You sort of missed the point, there. I wasn't dictating how your brain works or your reasons for not believe, merely pointing out that *nobody* just believes in God. You talk about faith like it's either there or it isn't, and there's nothing you can do about it. It's a mis-characterization to say that believers just believe, or that they use religion as a crutch to deal with life's question marks. Sure that does happen sometimes, but there are just as many "atheists" with the same problem.

If you're going to pit yourself against religious folk, you'd do well to at least acknowledge that believers have done as much "research" into their life views as you have done into yours. It's not "just choosing to believe", it is a conscious decision. My previous point was that the only way *anyone* could believe in God is to *choose* to. How else could anyone honestly hold to an idea without any of the kind of empirical evidence society calls proof, if not by choice?

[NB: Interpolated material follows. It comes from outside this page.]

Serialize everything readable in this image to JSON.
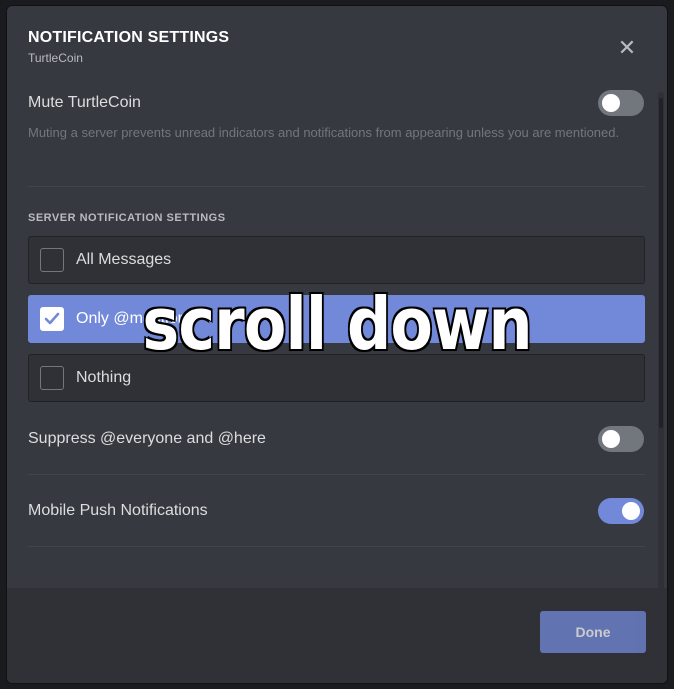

So when you say "believing in God is not a volitional choice" I have to disagree, because I don't see how it can be anything *but* a choice. It's fine that you don't believe, and you definitely know your reasons better than I do, but you shouldn't talk about belief (in God, or in general) as something that would happen *to* you. If it were going to happen, it would have to happen *in* you.

operator said...
This comment has been removed by the author.